Saint Lucia’s House of Assembly Agrees To Income Tax Amendment (2) Act

; posted on
June 27th, 2019

The Government of Saint Lucia announced that its House of Assembly has agreed to the Income Tax Amendment (2) Act. This ensures that an international business company (IBC) would not give any benefit to companies that might violate OECD standards. In other words, the amendment ensures who should benefit from the exemption on foreign source income.

Grandfather Clause

A so-called grandfather clause is an exemption that allows persons or entities to continue with activities or operations that were approved before the implementation of (i) new rules, (ii) regulations or (iii) laws. According to the Prime Minister, these companies would now be liable to pay taxes on their local income and benefit from other taxations in place for international revenue.

Amendment Details

Referring to the amended tax act, an international business company that was incorporated prior to 1 January 2019 and elected to pay 1% income tax will continue to be liable to pay income tax on its worldwide income, and will not benefit from the new territorial system that provides exemption for foreign income (grandfathered company). In other words, during the period of a grandfathering, a grandfathered company has to be subject to the legislation which governed it prior to the creation of a new legislation for newly incorporated companies. Some of these grandfathered companies based on the IBC amendment may opt out of the grandfathered and become a 2019 company.

In relation to the opt-out, the Government has also announced the passage of the International Business Companies Amendment No. 2 Bill, which includes an amendment to allow IBCs that have been grandfathered until 30 June 2021 to opt-out of being grandfathered and move into the new regime.

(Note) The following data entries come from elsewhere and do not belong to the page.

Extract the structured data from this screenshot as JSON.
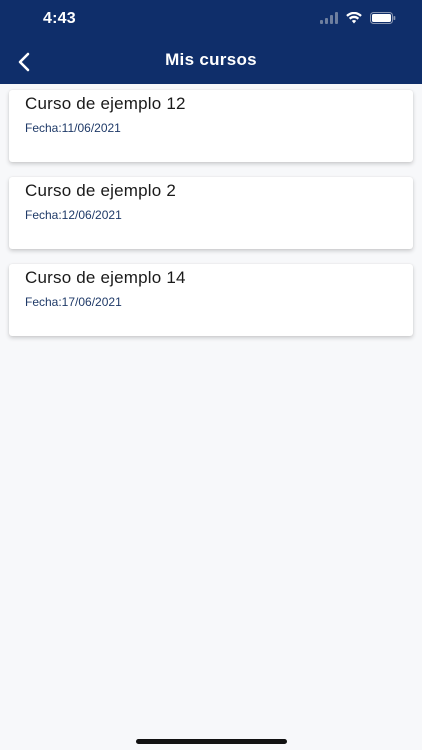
{
  "status_bar": {
    "time": "4:43"
  },
  "header": {
    "title": "Mis cursos",
    "back_icon": "chevron-left-icon"
  },
  "courses": [
    {
      "title": "Curso de ejemplo 12",
      "date": "Fecha:11/06/2021"
    },
    {
      "title": "Curso de ejemplo 2",
      "date": "Fecha:12/06/2021"
    },
    {
      "title": "Curso de ejemplo 14",
      "date": "Fecha:17/06/2021"
    }
  ],
  "colors": {
    "header_bg": "#0f2e6a",
    "page_bg": "#f7f8fa",
    "date_text": "#1f3a68"
  }
}
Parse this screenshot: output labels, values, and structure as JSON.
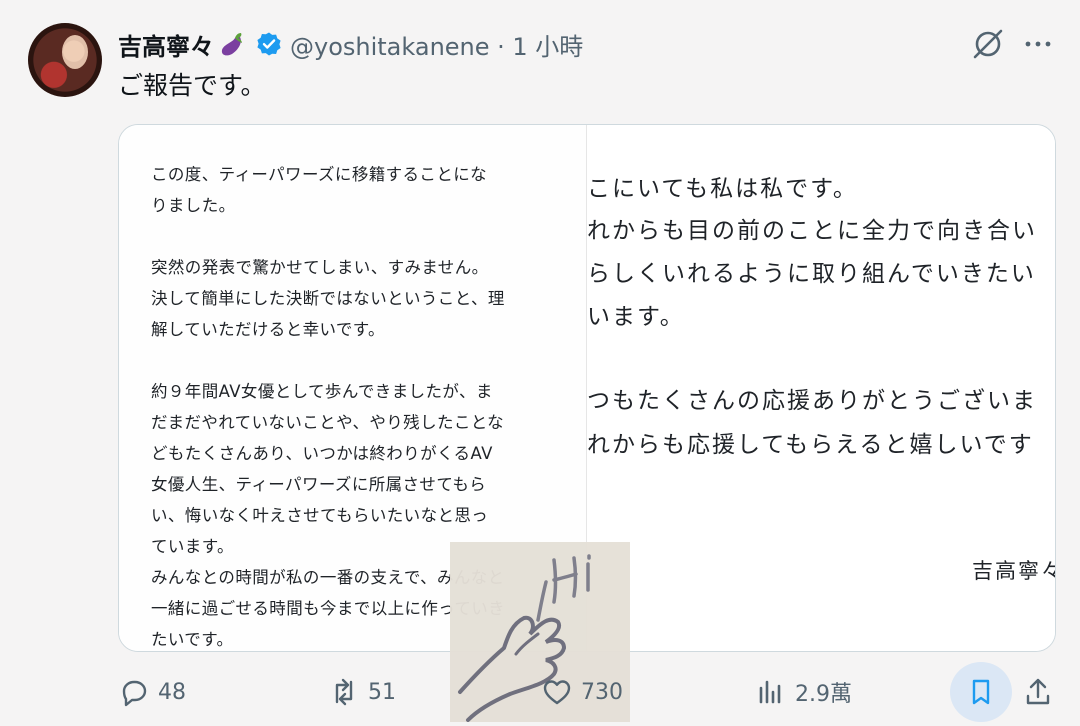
{
  "tweet": {
    "name": "吉高寧々",
    "handle_time": "@yoshitakanene · 1 小時",
    "text": "ご報告です。"
  },
  "image": {
    "left_lines": [
      "この度、ティーパワーズに移籍することにな",
      "りました。",
      "",
      "突然の発表で驚かせてしまい、すみません。",
      "決して簡単にした決断ではないということ、理",
      "解していただけると幸いです。",
      "",
      "約９年間AV女優として歩んできましたが、ま",
      "だまだやれていないことや、やり残したことな",
      "どもたくさんあり、いつかは終わりがくるAV",
      "女優人生、ティーパワーズに所属させてもら",
      "い、悔いなく叶えさせてもらいたいなと思っ",
      "ています。",
      "みんなとの時間が私の一番の支えで、みんなと",
      "一緒に過ごせる時間も今まで以上に作っていき",
      "たいです。"
    ],
    "right_lines": [
      "こにいても私は私です。",
      "れからも目の前のことに全力で向き合い",
      "らしくいれるように取り組んでいきたい",
      "います。",
      "つもたくさんの応援ありがとうございま",
      "れからも応援してもらえると嬉しいです"
    ],
    "signature": "吉高寧々"
  },
  "actions": {
    "replies": "48",
    "reposts": "51",
    "likes": "730",
    "views": "2.9萬"
  },
  "colors": {
    "background": "#f5f4f4",
    "muted": "#536471",
    "verified": "#1d9bf0",
    "bookmark_bg": "#dbe7f5",
    "bookmark_icon": "#1d9bf0"
  }
}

Prime Minister Allen Chastanet notes that the amendment seeks to comply with the Organisation for Economic Co-operation and Development (OECD). IBCs, as the Prime Minister refers, are offshore business companies formed under the laws of some jurisdictions as a tax neutral company which is usually limited in terms of the activities it may conduct in, but not necessarily from, the jurisdiction in which it is incorporated.